Well, if I saw a person who did perfectly logical things and attributed them to a cat, I'd assume he was just acting.
That's more-or-less what I'm talking about. I suppose he could get away with certain harmless eccentricities (http://members.gamedev.net/trapperzoid/images/misc/oots/oots_theatre_cats.png), but over several decades, I suspect it's very difficult to come off crazy while acting smart.

Gnoman
2013-06-15, 05:55 PM
The "smart" behavior was believed to have come from one noble or another.

skim172
2013-06-15, 06:50 PM
"Meat Loaf Day" was a poorly executed attempt to make up for the ill-advised "Sausage Fest" from the year before.

The Pilgrim
2013-06-15, 06:55 PM
The noble behind the assasination attempt was a vegetarian.

Notice the ribbon color of the ninja.

Carry2
2013-06-16, 12:27 PM
The noble behind the assasination attempt was a vegetarian.

Notice the ribbon color of the ninja.
Well, there's always that explanation.

Warren Dew
2013-06-16, 08:27 PM
The noble behind the assasination attempt was a vegetarian.

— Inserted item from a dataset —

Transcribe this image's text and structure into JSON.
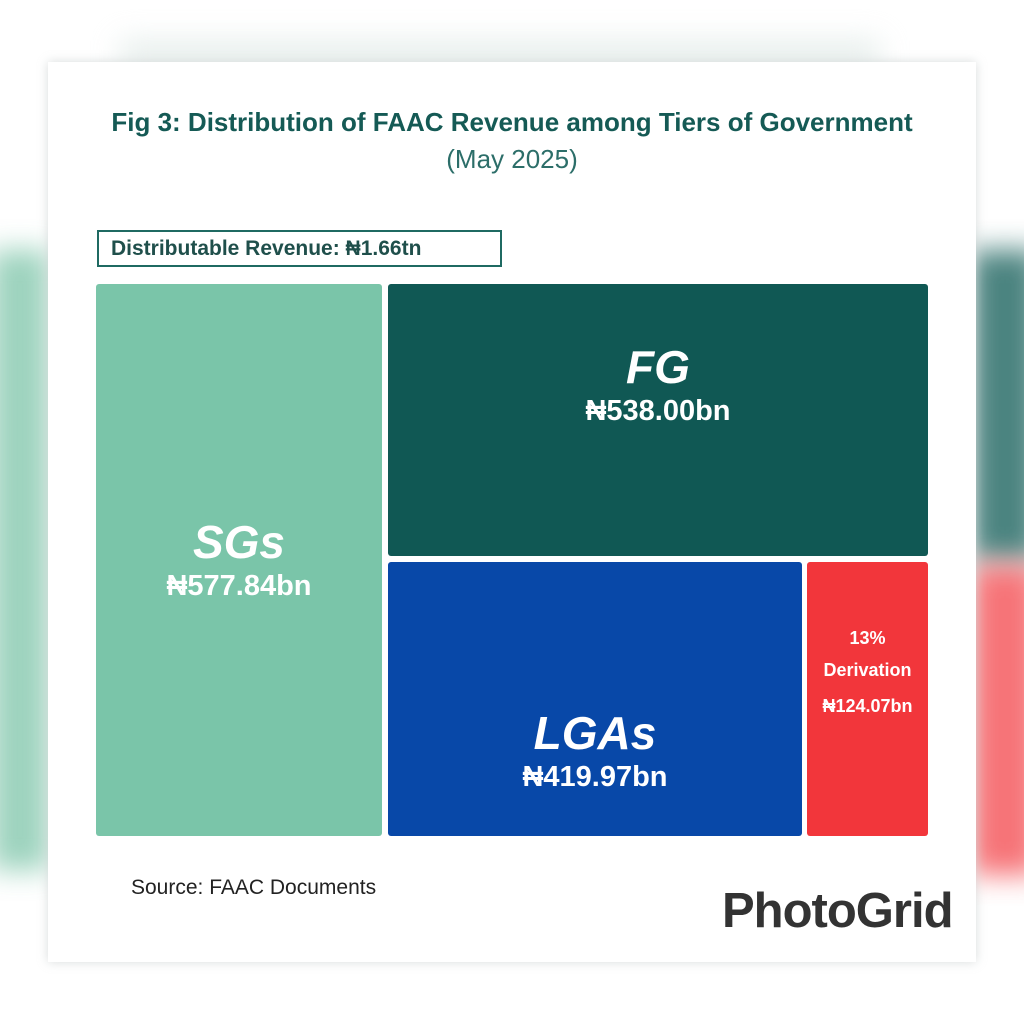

Notice the ribbon color of the ninja.
Good point. I retract my suggestion in favor of yours, which is far funnier.

brionl
2013-06-16, 09:24 PM
"Meat Loaf Day" was a poorly executed attempt to make up for the ill-advised "Sausage Fest" from the year before.

OK, now you better be watching out for the Ninjas.

theinsulabot
2013-06-16, 10:11 PM
little known fact, meat load is actually how lord shojo refereed to intercourse. meatloaf day was part of his plan to add all unmarried women between 16 and 40 to his harem along with most of the prettier married ones.